Conquering the fear of failure is a critical part of the learning that’s necessary to become good in your profession, whether you’re an athlete, writer, or entrepreneur. Play implies a “kind of permission to fail, fail, fail again and get it right,” the courage to play with something until an epiphany moment when everything just falls into place. “Brilliant teachers are brilliant in being able to create epiphanies for kids.”
Examples of entrepreneurial learning can be found all around us. In the paper, JSB discusses several such concrete examples, including:
Curiosity On-Demand. Smartphones are curiosity amplifier devices. “If you’re doing something and you get stuck or become curious about a topic, you can look up the information you need and explore it in the moment… The information you pull into action is learned in situ, made personal and contextualized.”
The Open Source Movement. This is an excellent example of a participatory learning platform, where people work together to develop and maintain open source software. “[T]he culture of the open source movement is based on looking around, seeing what other people have done, tearing some parts apart, repurposing those pieces, adding new pieces to construct something new and way beyond what the other person may have ever had in mind… In fact, you become a better member of the community through useful additions and working in the distinctive style and sensibilities of that group. In the open source movement, social capital matters. This is most obviously seen in the fact that in order to participate you need to not only be able to code, but code in a way that can be understood by others. You write code to be read. Otherwise people can’t use it, comment on it, modify it, or learn from it.”

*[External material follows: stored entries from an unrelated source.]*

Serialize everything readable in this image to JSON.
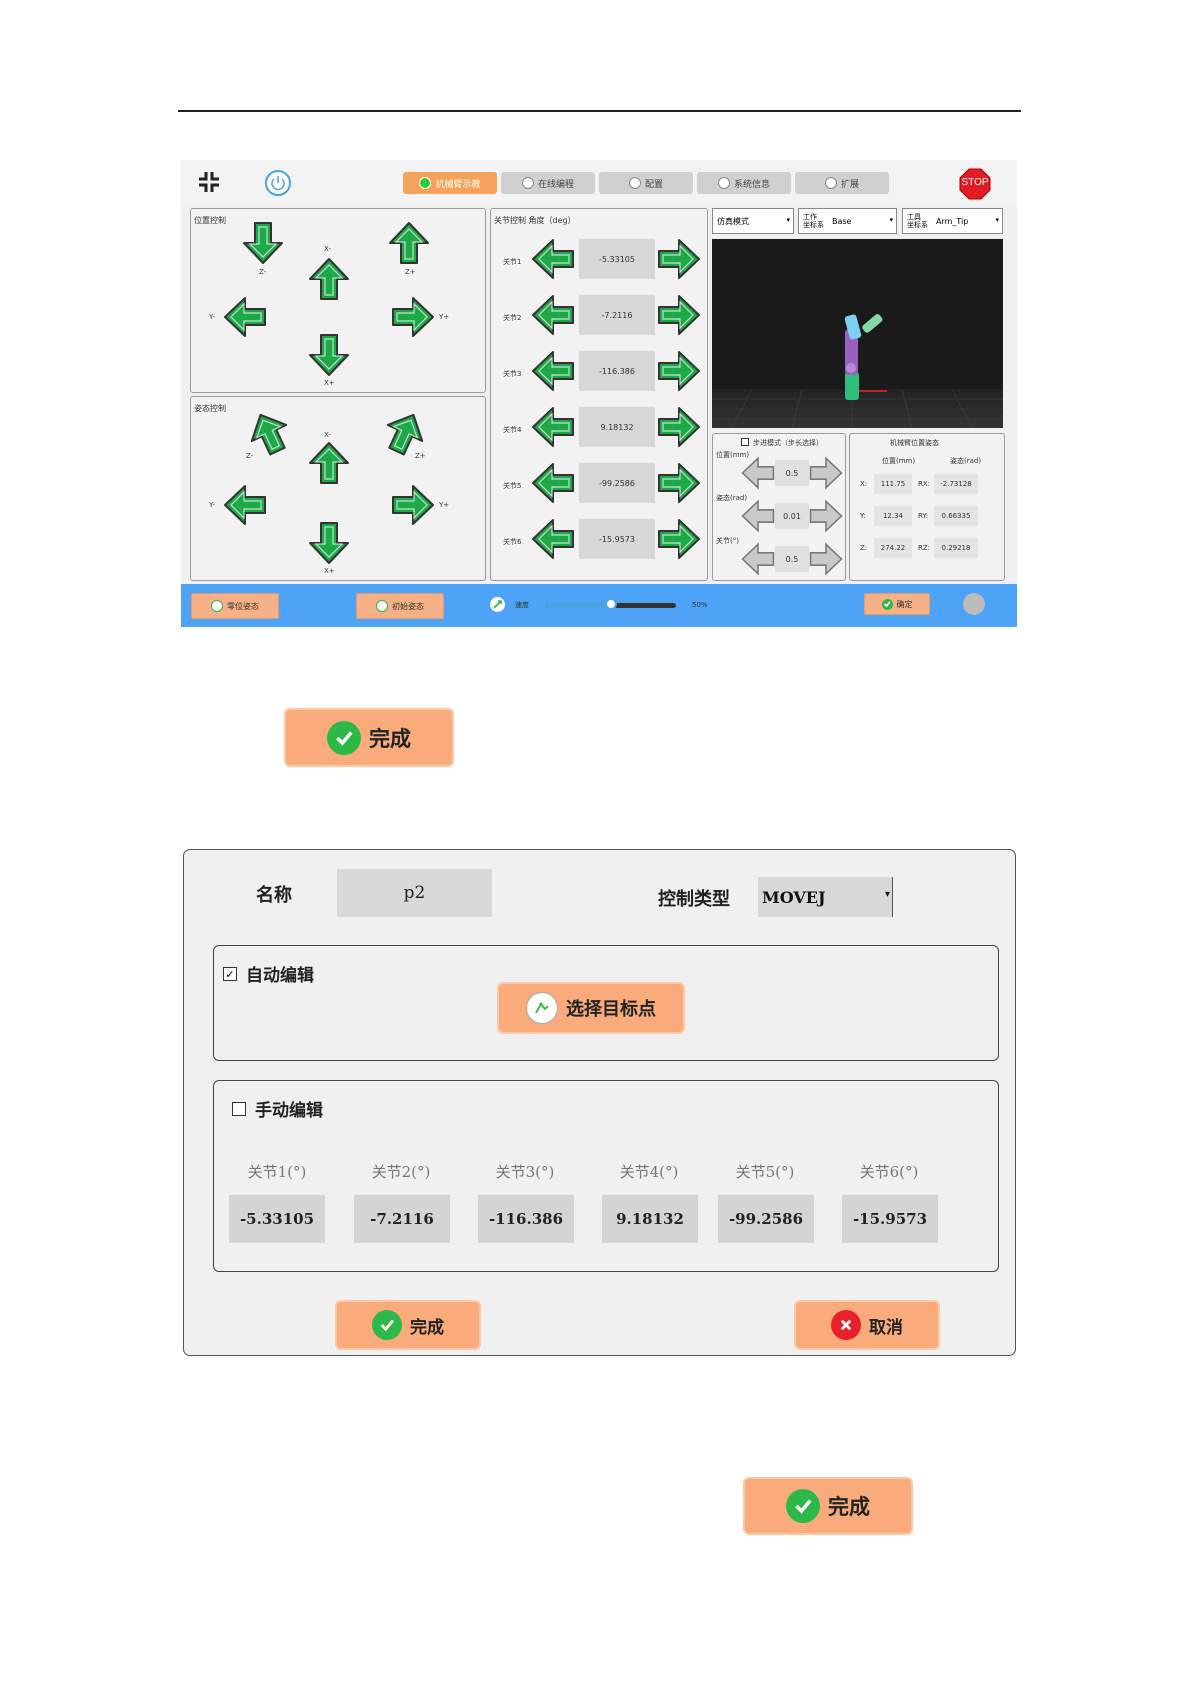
{
  "teach_panel": {
    "tabs": [
      {
        "label": "机械臂示教",
        "active": true
      },
      {
        "label": "在线编程",
        "active": false
      },
      {
        "label": "配置",
        "active": false
      },
      {
        "label": "系统信息",
        "active": false
      },
      {
        "label": "扩展",
        "active": false
      }
    ],
    "stop_label": "STOP",
    "position_control": {
      "title": "位置控制",
      "labels": {
        "z_minus": "Z-",
        "x_minus": "X-",
        "z_plus": "Z+",
        "y_minus": "Y-",
        "y_plus": "Y+",
        "x_plus": "X+"
      }
    },
    "attitude_control": {
      "title": "姿态控制",
      "labels": {
        "z_minus": "Z-",
        "x_minus": "X-",
        "z_plus": "Z+",
        "y_minus": "Y-",
        "y_plus": "Y+",
        "x_plus": "X+"
      }
    },
    "joint_control": {
      "title": "关节控制 角度（deg）",
      "joints": [
        {
          "label": "关节1",
          "value": "-5.33105"
        },
        {
          "label": "关节2",
          "value": "-7.2116"
        },
        {
          "label": "关节3",
          "value": "-116.386"
        },
        {
          "label": "关节4",
          "value": "9.18132"
        },
        {
          "label": "关节5",
          "value": "-99.2586"
        },
        {
          "label": "关节6",
          "value": "-15.9573"
        }
      ]
    },
    "mode_select": "仿真模式",
    "work_frame": {
      "label": "工作\n坐标系",
      "value": "Base"
    },
    "tool_frame": {
      "label": "工具\n坐标系",
      "value": "Arm_Tip"
    },
    "step_mode": {
      "title": "步进模式（步长选择）",
      "rows": [
        {
          "label": "位置(mm)",
          "value": "0.5"
        },
        {
          "label": "姿态(rad)",
          "value": "0.01"
        },
        {
          "label": "关节(°)",
          "value": "0.5"
        }
      ]
    },
    "arm_pose": {
      "title": "机械臂位置姿态",
      "pos_header": "位置(mm)",
      "att_header": "姿态(rad)",
      "rows": [
        {
          "axis": "X:",
          "pos": "111.75",
          "rot_axis": "RX:",
          "rot": "-2.73128"
        },
        {
          "axis": "Y:",
          "pos": "12.34",
          "rot_axis": "RY:",
          "rot": "0.66335"
        },
        {
          "axis": "Z:",
          "pos": "274.22",
          "rot_axis": "RZ:",
          "rot": "0.29218"
        }
      ]
    },
    "bottom": {
      "zero_pose": "零位姿态",
      "init_pose": "初始姿态",
      "speed_label": "速度",
      "speed_text": "50%",
      "speed_fraction": 0.5,
      "confirm": "确定"
    }
  },
  "done_button_1": "完成",
  "dialog": {
    "name_label": "名称",
    "name_value": "p2",
    "control_type_label": "控制类型",
    "control_type_value": "MOVEJ",
    "auto_edit": {
      "label": "自动编辑",
      "checked": true,
      "select_target": "选择目标点"
    },
    "manual_edit": {
      "label": "手动编辑",
      "checked": false,
      "joints": [
        {
          "label": "关节1(°)",
          "value": "-5.33105"
        },
        {
          "label": "关节2(°)",
          "value": "-7.2116"
        },
        {
          "label": "关节3(°)",
          "value": "-116.386"
        },
        {
          "label": "关节4(°)",
          "value": "9.18132"
        },
        {
          "label": "关节5(°)",
          "value": "-99.2586"
        },
        {
          "label": "关节6(°)",
          "value": "-15.9573"
        }
      ]
    },
    "done": "完成",
    "cancel": "取消"
  },
  "done_button_2": "完成"
}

Pro-Amateur Communities. Amateur astronomers are an example of such a community. It’s their passion to watch the nigh sky. “Now, more advanced and available technology has given rise to what we call the pro-amateur class. These are more than casual stargazers. They have day jobs, but spend their free time in the evening monitoring the stars with other amateurs over the Internet. In recent years, an interesting relationship has emerged. All of a sudden, the professional astronomers found a reason to interact with the pro-amateurs. The reason? The global network of pro-amateurs has the ability to diligently monitor the sky 24/7 with a speed and consistency previously unattainable by professionals.”
To John Seely Brown, these various examples , - and many others, - illustrate why entrepreneurial learners are essentially 21st century digital tinkerers. “Think about the three different epistemologies - knowing, making, and playing - and how they may be blended together in terms of tinkering… In fact, tinkering is catalytic to many kids as a way of understanding a problem and the moves that are possible… It really is the case that if you become skilled at tinkering, you begin to get a gut feeling for how systems work. You get a sense for what can be pushed around, sense of what the pushbacks are all about. You start to develop an almost intimate familiarity with the system itself and with the material at hand. It is a form of being embodied - an embodied immersion - and you start to develop an instinct that is deeply situated.”
brilliant piece. This speaks so clearly to the strong correlation of technical leadership and the need to be homo ludens. In the context of driving innovation in the commercial space (with customers), the need to be homo ludens manceps is essential.